Using chromatin immunoprecipitation and high-throughput sequencing (ChIP-seq), we mapped genome-wide binding sites of catalytically inactive Cas9 (dCas9). By using multiple gRNAs with improved specificity, we run the large-scale in-vivo and in-vitro CRISPR knockout screenings in pancreatic ductal adenocarcinoma cells. We identified genes whose genetic deletion or pharmacologic inhibition synergistically increase the cytotoxicity of MEK signaling inhibitors. To eliminate the false-positive results from screening studies, CRISPR-STOP method was developed alternative to wild-type Cas9 for gene knockout studies.

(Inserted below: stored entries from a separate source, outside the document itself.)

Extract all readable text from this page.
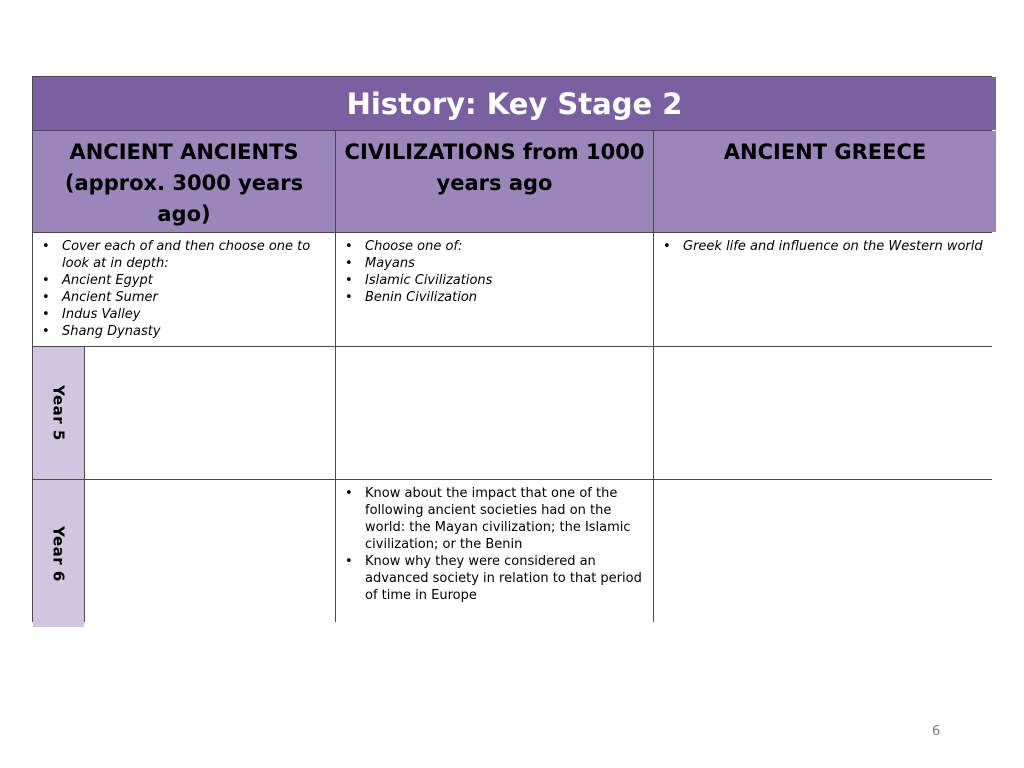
History: Key Stage 2
ANCIENT ANCIENTS (approx. 3000 years ago)
CIVILIZATIONS from 1000 years ago
ANCIENT GREECE
• Cover each of and then choose one to look at in depth:
• Ancient Egypt
• Ancient Sumer
• Indus Valley
• Shang Dynasty
• Choose one of:
• Mayans
• Islamic Civilizations
• Benin Civilization
• Greek life and influence on the Western world
Year 5
Year 6
• Know about the impact that one of the following ancient societies had on the world: the Mayan civilization; the Islamic civilization; or the Benin
• Know why they were considered an advanced society in relation to that period of time in Europe
6
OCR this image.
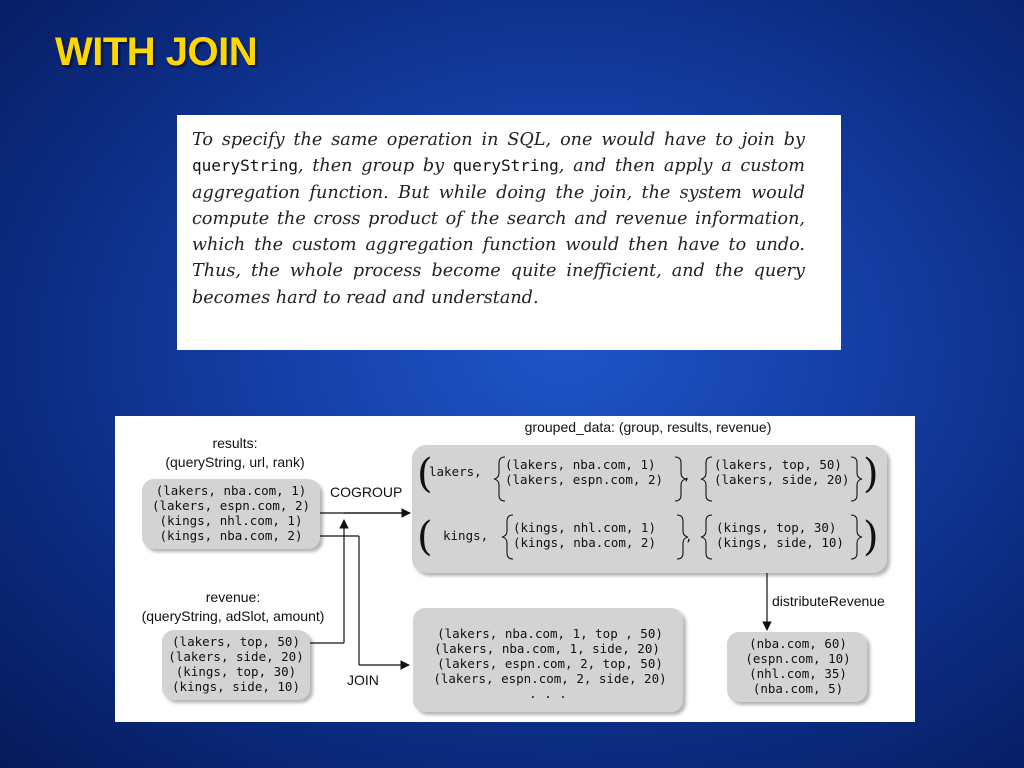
WITH JOIN

To specify the same operation in SQL, one would have to join by queryString, then group by queryString, and then apply a custom aggregation function. But while doing the join, the system would compute the cross product of the search and revenue information, which the custom aggregation function would then have to undo. Thus, the whole process become quite inefficient, and the query becomes hard to read and understand.

results:
(queryString, url, rank)
(lakers, nba.com, 1)
(lakers, espn.com, 2)
(kings, nhl.com, 1)
(kings, nba.com, 2)
revenue:
(queryString, adSlot, amount)
(lakers, top, 50)
(lakers, side, 20)
(kings, top, 30)
(kings, side, 10)
COGROUP
JOIN
grouped_data: (group, results, revenue)
(
lakers, (lakers, nba.com, 1)
(lakers, espn.com, 2) ,
(lakers, top, 50)
(lakers, side, 20) )
( kings,
(kings, nhl.com, 1)
(kings, nba.com, 2) ,
(kings, top, 30)
(kings, side, 10) )
distributeRevenue
(nba.com, 60)
(espn.com, 10)
(nhl.com, 35)
(nba.com, 5)
(lakers, nba.com, 1, top , 50)
(lakers, nba.com, 1, side, 20)
(lakers, espn.com, 2, top, 50)
(lakers, espn.com, 2, side, 20)
. . .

Kuscu earned his bachelors degree in the Department of Molecular Biology and Genetics at Middle East Technical University, Ankara Turkey. He continued his academic career in the same field by receiving his master's of science from Bilkent University, Turkey. After his training in his home country, he moved to the United States where he started a Ph.D. program at the Stony Brook University, NY.
Kuscu unraveled the function of the uncharacterized protein, known as KIAA1199, in his Ph.D. studies. His efforts helped the scientific community to understand the role of this protein in the cell migration and this gene has been known as CEMIP (cell migration inducing protein). He also discovered the epigenetic regulation mechanism of this gene in breast cancer settings, and contributed ten peer-reviewed journals in his graduate years.
Kuscu has continued his academic career as a post-doc research associate at Dr.Adli’s Lab in the University of Virginia. He published his first author paper just after a year in Nature Biotechnology where he discovered the off-targets of Cas9 at genomic level. Recently, he found an alternative way to knock out gene by introducing early stop-codons in the exome by using CRISPR-Cas9 technology. He is using these technologies to study the role of chromatin regulators (CRs) in cancer.
Kuscu is also leading a project to explore the spatial and temporal roles of epigenetic marker for precise gene regulation in mammalian systems. So far, Dr.Kuscu contributed seven papers in his four year post-doc period.